- Matthew E. Rossheim, Xiaoquan Zhao, Eric K. Soule, Dennis L. Thombs, Sumihiro Suzuki, Asra Ahmad, Tracey E. Barnett. Aerosol, vapor, or chemicals? College student perceptions of harm from electronic cigarettes and support for a tobacco-free campus policy. Journal of American College Health, 2020; 1 DOI: 10.1080/07448481.2020.1819293
When it comes to the harms caused by tobacco products, how information is framed and presented has important consequences for audience risk perception, individual behavior, and public policy-making. Tobacco marketers use a variety of framing devices to downplay the risks of cigarettes, e-cigarettes, and exposure to secondhand smoke.

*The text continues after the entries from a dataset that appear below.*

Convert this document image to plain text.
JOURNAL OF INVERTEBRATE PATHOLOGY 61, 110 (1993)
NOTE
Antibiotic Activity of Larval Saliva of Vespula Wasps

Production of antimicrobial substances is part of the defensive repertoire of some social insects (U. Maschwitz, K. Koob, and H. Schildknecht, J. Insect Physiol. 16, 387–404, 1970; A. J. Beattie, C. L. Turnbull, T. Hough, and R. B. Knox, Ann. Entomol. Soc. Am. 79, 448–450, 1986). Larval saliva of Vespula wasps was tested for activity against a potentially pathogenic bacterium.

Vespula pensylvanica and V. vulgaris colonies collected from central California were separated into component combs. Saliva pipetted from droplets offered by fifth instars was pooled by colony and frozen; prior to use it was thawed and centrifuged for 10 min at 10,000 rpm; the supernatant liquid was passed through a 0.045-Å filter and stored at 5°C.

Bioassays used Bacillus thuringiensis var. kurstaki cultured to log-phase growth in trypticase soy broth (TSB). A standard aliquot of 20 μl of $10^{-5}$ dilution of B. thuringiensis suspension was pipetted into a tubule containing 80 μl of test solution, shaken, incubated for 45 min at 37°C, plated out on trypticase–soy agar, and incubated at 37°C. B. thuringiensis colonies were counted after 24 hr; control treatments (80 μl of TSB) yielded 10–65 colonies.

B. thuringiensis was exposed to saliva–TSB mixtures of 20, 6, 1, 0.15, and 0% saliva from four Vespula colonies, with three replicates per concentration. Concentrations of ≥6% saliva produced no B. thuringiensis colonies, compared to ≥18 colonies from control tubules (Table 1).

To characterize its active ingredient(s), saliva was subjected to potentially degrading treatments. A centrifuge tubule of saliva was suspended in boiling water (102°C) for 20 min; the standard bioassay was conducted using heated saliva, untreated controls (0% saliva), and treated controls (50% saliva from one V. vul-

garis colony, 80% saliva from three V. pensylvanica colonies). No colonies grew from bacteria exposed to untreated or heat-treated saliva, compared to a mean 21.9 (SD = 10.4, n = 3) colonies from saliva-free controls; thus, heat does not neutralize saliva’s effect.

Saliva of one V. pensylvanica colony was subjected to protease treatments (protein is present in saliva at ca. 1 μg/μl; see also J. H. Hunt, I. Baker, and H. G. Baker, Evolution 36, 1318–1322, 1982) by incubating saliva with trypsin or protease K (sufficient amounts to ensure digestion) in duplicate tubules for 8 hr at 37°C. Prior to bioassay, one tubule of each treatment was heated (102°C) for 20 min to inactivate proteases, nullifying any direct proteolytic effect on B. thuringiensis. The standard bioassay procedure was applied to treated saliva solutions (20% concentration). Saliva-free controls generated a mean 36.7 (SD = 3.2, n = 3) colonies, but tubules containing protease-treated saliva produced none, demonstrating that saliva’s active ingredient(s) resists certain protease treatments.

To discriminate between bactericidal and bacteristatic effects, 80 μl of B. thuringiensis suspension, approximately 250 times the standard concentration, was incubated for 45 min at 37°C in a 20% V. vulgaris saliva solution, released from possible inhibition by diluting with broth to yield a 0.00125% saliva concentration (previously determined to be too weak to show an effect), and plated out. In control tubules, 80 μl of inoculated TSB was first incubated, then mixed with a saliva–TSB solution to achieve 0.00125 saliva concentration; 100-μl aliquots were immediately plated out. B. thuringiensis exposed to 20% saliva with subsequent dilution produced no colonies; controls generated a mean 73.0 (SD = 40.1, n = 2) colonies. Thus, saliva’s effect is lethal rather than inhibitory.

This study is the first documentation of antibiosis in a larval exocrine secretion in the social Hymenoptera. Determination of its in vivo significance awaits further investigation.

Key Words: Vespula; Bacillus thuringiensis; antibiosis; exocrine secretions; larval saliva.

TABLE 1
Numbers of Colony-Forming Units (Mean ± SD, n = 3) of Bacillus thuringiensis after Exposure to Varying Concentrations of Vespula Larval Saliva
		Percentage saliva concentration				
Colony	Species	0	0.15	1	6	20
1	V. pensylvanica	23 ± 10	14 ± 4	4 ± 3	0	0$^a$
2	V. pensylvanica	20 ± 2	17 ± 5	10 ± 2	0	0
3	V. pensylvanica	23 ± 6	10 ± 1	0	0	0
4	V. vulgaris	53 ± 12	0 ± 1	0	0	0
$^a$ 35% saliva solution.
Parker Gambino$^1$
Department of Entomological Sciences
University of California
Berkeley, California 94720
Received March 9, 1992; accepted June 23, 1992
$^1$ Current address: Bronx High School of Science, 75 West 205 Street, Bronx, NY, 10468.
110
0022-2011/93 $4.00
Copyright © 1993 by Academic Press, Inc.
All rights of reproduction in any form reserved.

Tobacco-free laws continue to play an important role in protecting everyone from harmful tobacco emissions and help reduce tobacco use in the general population. While overall rates of smoking continue to decline, e-cigarette use, particularly among youth and young adults has become very prevalent in recent years, including on college campuses. Tobacco-free campus policies have proven to play important roles in reducing the number of new users and in helping current users quit; however, one-sixth of smoke-free campus policies do not prohibit e-cigarette use. Despite mounting evidence on the harm posed by e-cigarettes (also known as “vaping”) and their emissions, they are perceived to pose a lower risk than traditional cigarettes.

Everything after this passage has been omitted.